Tape-and-joint (dry lining) is an alternative finishing system that skips the wet skim entirely. You tape plasterboard joints, fill them with jointing compound, sand smooth, and paint directly. It's the standard in Scottish new-builds and increasingly common in English commercial work. The finish is good but less forgiving under raking light (angled light from windows shows joint lines more readily). If you're choosing between skim and tape-and-joint for a new-build extension, skim gives a more consistent finish but costs more in labour.

Skim coat (left) covers the entire surface with a continuous 2-3mm plaster layer. Tape-and-joint (right) fills joints only, leaving the plasterboard face exposed.

Where you'll need this

  • Plastering - multi-finish is the skim coat applied over plasterboard and bonding coat to create paint-ready walls and ceilings

Common mistakes

Mixing too much at once. This is the number one beginner mistake, repeated in 9 out of 12 forum threads on the topic. A full 25kg bag mixed in one go will start setting before most beginners have finished applying it. Mix half a bag. Get it on the wall. Then mix more.

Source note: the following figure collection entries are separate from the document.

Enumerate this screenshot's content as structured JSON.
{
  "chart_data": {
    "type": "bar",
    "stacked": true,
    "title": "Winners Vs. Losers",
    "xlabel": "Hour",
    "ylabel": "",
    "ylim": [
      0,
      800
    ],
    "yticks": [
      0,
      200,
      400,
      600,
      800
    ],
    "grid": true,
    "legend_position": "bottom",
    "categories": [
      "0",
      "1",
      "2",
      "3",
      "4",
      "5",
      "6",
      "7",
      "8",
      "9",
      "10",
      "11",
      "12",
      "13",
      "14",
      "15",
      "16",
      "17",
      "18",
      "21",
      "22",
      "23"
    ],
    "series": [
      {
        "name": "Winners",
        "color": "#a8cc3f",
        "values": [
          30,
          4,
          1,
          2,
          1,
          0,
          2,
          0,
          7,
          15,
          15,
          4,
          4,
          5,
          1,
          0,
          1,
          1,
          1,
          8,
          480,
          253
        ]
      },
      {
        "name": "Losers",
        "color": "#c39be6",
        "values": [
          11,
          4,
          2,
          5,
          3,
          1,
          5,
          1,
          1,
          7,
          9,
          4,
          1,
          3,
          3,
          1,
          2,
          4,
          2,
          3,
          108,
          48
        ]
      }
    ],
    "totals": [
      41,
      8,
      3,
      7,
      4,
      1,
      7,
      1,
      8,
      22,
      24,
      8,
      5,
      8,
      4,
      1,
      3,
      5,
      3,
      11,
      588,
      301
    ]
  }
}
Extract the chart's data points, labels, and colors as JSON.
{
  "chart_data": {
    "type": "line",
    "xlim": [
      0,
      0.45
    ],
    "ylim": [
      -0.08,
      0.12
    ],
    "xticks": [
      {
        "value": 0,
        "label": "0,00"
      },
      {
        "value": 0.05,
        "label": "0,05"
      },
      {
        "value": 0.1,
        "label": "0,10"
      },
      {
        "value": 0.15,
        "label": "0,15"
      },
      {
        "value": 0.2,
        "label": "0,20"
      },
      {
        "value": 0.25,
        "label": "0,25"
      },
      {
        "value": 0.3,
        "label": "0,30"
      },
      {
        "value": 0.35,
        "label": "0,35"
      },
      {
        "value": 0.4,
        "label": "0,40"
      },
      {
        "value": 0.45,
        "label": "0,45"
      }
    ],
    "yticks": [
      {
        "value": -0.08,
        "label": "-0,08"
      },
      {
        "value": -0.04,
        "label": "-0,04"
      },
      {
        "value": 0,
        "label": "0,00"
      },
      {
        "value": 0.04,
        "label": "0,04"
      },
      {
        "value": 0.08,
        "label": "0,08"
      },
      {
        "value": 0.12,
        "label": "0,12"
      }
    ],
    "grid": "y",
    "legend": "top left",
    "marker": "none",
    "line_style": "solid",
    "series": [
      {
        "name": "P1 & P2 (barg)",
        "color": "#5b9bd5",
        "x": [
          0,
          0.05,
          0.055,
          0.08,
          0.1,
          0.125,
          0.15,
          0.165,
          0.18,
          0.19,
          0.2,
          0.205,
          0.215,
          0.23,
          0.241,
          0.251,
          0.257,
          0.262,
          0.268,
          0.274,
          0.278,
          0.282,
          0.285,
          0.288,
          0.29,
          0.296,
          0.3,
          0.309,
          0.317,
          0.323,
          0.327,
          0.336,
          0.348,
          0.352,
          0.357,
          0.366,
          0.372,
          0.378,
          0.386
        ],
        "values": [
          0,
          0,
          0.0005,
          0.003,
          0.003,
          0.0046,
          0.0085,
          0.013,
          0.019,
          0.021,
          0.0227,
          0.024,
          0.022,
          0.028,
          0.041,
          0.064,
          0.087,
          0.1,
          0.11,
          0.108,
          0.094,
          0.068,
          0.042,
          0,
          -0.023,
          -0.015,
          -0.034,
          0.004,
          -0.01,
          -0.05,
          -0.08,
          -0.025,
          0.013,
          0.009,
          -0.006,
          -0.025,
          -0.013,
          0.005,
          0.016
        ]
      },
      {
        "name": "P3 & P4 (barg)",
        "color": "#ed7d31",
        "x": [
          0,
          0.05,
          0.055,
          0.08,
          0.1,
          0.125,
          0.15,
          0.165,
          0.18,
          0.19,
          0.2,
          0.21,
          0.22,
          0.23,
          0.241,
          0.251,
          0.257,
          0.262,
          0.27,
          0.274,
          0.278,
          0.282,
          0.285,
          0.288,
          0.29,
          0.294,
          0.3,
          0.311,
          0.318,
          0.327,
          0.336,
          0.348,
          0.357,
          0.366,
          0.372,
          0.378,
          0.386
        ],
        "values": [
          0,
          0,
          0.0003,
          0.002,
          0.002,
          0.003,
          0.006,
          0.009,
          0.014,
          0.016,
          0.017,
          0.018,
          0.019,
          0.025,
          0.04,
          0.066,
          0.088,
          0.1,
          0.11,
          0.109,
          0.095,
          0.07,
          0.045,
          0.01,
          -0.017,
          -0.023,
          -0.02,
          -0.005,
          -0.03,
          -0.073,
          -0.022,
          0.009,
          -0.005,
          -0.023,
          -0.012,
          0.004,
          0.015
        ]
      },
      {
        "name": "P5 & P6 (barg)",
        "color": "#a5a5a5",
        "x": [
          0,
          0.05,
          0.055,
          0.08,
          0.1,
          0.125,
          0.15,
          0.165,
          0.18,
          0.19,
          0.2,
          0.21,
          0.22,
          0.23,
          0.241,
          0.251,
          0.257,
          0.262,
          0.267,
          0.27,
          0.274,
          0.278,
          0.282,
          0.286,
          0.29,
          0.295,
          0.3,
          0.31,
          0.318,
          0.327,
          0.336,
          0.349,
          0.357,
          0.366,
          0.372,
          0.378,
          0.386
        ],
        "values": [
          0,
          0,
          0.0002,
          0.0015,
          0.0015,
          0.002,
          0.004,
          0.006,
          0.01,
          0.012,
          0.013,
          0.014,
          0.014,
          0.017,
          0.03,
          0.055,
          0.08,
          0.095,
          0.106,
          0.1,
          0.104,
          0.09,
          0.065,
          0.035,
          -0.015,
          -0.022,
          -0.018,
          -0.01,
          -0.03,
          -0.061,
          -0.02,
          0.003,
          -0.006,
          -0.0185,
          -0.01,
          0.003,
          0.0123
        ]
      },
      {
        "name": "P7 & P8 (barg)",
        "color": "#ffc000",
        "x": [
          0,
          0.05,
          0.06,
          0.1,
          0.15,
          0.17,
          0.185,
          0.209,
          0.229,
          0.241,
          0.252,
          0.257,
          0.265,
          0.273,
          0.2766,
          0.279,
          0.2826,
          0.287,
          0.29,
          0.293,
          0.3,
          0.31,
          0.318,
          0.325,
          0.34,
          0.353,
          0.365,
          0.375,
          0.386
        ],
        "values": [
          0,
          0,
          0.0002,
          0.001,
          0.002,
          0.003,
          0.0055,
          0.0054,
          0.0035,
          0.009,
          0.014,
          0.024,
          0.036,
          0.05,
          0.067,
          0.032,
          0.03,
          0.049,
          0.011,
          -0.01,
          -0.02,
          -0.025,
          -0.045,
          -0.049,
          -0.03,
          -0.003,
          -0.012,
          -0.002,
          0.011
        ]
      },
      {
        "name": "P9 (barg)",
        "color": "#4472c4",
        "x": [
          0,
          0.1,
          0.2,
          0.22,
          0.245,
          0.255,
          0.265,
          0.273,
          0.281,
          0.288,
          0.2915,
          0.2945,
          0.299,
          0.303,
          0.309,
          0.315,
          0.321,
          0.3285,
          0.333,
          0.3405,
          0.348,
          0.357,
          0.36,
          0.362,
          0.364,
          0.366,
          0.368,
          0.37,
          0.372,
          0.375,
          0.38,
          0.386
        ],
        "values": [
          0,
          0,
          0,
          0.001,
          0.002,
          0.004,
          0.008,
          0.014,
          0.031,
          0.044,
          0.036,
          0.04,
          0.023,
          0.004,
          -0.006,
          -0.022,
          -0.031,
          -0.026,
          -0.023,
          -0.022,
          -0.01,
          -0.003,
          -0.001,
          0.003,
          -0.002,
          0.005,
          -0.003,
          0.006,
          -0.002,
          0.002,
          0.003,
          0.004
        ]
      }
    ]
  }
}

Adding water to setting plaster. Once multi-finish starts to go off, it's done. Splashing water on the surface or mixing more water into the bucket doesn't buy you time. It weakens the plaster, creates trowel drag, and leaves visible shadow marks that show through paint. If it's setting too fast, work smaller areas next time.

Skimming onto dry PVA. PVA that's been left for hours and formed a hard, glossy film will reject the skim coat. The plaster might look fine when it goes on, but it'll blow (detach from the wall in bubbles) weeks or months later when the central heating goes on. Apply PVA and skim while it's tacky. If it's dried past the tacky stage, apply a fresh coat and try again.

Over-trowelling. The instinct to keep going back over the surface is strong. Resist it. Four to five passes total across the entire process is enough. Every extra pass risks dragging the setting surface, creating streaks, and producing an uneven finish that's harder to fix than it would have been if you'd left it alone.

Painting too early. Fresh plaster looks dry after 24 to 48 hours. It isn't. Painting onto plaster that still contains moisture traps that moisture behind the paint film. You get bubbling, peeling, and visible damp patches. Wait for the uniform pale pink colour across the entire surface. That's your signal.

Genuine batch faults in multi-finish do occur. If your plaster becomes unworkably greasy after 40 minutes, won't respond to trowelling, and feels fundamentally different from previous bags, it may be a faulty batch. Check the use-by date. Try a small test mix from a different bag before assuming your technique is the problem. British Gypsum have confirmed defective batches in the past. Buy from high-turnover merchants to reduce the risk.